In my humble opinion, all teachers exhibit both good and bad, professional and non-professional qualities during their careers. Often it comes down to the Big 3Ds: Presentation, Presentation, Presentation, A very bad Prmsentation can persuade a gullible audience into believing , rightly or wrongly , that the content is somehow inferior. Imagine Shakespeare being read aloud by a bad stutterer ! Yoiks!! Tally ho!
But I doubt if anything I have said here will impress a “past master” such as your good self. Just so much more water under the bridge for you I expect . Thank you.
Thank you for this wonderful post, Chuck.

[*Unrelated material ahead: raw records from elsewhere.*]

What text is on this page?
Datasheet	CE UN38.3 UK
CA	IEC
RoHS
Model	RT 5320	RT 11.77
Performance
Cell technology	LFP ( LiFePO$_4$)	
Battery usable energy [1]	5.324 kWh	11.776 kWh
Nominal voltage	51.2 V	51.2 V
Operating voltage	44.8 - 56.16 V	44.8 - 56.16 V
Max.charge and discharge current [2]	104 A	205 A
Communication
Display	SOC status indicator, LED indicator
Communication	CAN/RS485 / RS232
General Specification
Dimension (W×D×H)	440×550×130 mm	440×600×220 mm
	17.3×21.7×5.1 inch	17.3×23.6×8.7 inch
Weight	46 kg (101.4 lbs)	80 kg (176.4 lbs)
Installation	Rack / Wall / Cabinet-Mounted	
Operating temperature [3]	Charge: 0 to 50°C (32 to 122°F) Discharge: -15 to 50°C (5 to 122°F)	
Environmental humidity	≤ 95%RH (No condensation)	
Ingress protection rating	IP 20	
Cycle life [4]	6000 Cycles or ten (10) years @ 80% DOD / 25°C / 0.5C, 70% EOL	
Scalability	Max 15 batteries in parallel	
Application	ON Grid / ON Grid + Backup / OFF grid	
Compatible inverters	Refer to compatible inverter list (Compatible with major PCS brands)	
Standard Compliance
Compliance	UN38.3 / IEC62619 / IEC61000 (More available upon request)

I was able to think back into the beginning of my career as a teacher and how I’ve come so far, still in ELT. Many decide to go the other way after the first years teaching, some keep on working because they believe in professionalism and ELT as a career.
I do believe we change our views along the way and we end up deciding where we want to go. There are different paths and some of those paths are more about the money than being a professional. That’s where I believe things go wrong. If you’re in this for the money, there’s still space for you as the market’s demand has been higher every year. However, if you think about professionalism, plan your career and believe in what you do, then you’ll go far.
Thinking about professionalism is knowing what is to come and working hard to achieve that. If that doesn’t happen, we’ll have loads of instructors of English rather than educators.
Hi, Chuck
A great post!
The dichotomy made between restaurant food and homemade food sounds interesting to me. The same thing applies to the fact that many teachers think theories of learning and teaching are not that helpful in making professional teachers. They think that professionalism is mainly of practical concern and should be acquired as they are involved in actual language teaching in the classroom. However, Brown (2007) speaks of “believing game” and “doubting game” whereby teachers should not entirely rule out the role of theories and render the whole thing as impractical. At the same time they should take an analytic approach to the application of these theories and their attendant procedures. In fact, teachers are not to be sole consumers of what theorists produce. They can develop theories which can be tested, revised, and verified in some sort of action research.
Thanks Chuck for being so kind and caring to encourage us to pursue professionalism that goes beyond the simplist view of earning certificates/degrees/diplomas. If only that was enough. If only it was that simple. It is quite common for people to enrol themselves in university and study for years and get out with so much theory but not enough to deal with the everyday. At some point some will blame university for not preparing them for the challenges they have to face in they have to go and teach. Others will blame students. And naturally most will not blame the system ever. For me it all comes down to praxis, or better say the lack of it. We are trained to copy, to give the right answers, to pursue the right answers but without thinking about them ourselves. It starts in school and goes all the way up to graduation.
Have you ever read Rubem Alves? I think you would like him very much if you haven’t. A post dedicated to Malu Sciamarelli and Rubem Alves in my blog. I hope you like it. I see similar lines of thinking here. http://rosebardeltdiary.wordpress.com/2013/12/25/third-time-around-this-time-tagged-by-malu-sciamarelli/
Hello Chuck
I will truly say that i was touched by all these experiences and teaching journeys you have mentioned.And i liked the fact that you care a lot about this noble profession.The restaurant and homemade thing you talked about reminded me of a great university teacher who was in the habit of using a lot of food and life examples to explain tough points and it was really paying off.Thanks again for sharing your valuable experiences!!